The duplicate detection uses `xxhash.xxh3_64` when the optional `[ext]`
extra is installed; it falls back to stdlib BLAKE2b otherwise — both are
fast enough that the difference rarely matters in 2026.

## Compatibility

| Python | Status |
| --- | --- |
| 3.11+ | Supported (`rglob` 2.0+) |
| 3.10  | Pin `rglob<2` — dropped at 2.0 (Python 3.10 EOL is October 2026) |
| 3.6–3.9 | Not supported |
| 2.7 | Final supported release is `1.4` (PyPI history: <https://pypi.org/project/rglob/1.4/>) |

## Documentation

Full docs (API reference, CLI reference, architecture diagrams, ADRs) live in
[`docs/`](docs/) and are published as a MkDocs Material site at
<https://chris-piekarski.github.io/python-rglob/>.

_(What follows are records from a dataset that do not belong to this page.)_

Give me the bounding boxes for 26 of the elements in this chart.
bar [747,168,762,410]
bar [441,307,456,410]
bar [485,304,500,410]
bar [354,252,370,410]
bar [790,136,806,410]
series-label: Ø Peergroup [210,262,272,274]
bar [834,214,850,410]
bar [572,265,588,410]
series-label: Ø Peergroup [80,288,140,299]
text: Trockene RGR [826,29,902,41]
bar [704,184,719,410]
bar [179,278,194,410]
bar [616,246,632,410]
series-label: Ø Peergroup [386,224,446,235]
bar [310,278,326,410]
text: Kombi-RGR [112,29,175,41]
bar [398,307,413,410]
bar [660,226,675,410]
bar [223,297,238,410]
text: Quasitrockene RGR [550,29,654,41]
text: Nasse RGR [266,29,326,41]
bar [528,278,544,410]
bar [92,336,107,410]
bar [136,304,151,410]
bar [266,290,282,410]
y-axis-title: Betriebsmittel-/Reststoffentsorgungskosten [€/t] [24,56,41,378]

- [Agent integration](docs/agents/index.md) — CLI JSON, Python API, MCP, safety,
  and stability guidance for coding agents.
- [Modernization roadmap](docs/plans/modernization-roadmap.md) — the six-phase
  plan that delivered 2.0.
- [Migrating to 2.0](docs/migrating-to-2.0.md) — the `list[str]` → `list[Path]`
  return-type flip.
- [Architecture](docs/architecture.md) — package layout, walker call-graph,
  CLI command hierarchy, `dupes` pipeline, and the 2.0 public-API class
  diagram.
- [Decisions](docs/decisions/) — ADRs for the locked-in design choices.

## Development

```bash
git clone https://github.com/chris-piekarski/python-rglob.git
cd python-rglob
python -m venv .venv && source .venv/bin/activate
make dev-setup     # installs [dev,bdd,docs,gitignore] + pre-commit hooks
make test          # pytest + behave, gated at 100% local coverage
make lint          # ruff + mypy --strict
make docs          # live MkDocs preview at :8000
```

The 2.0 release replaced `pylint` with Ruff as the primary linter and added
`mypy --strict`. `make lint` runs both; `pylint src/rglob features` still
works if you want a second opinion.

## License

Apache 2.0 — see [`LICENSE`](LICENSE).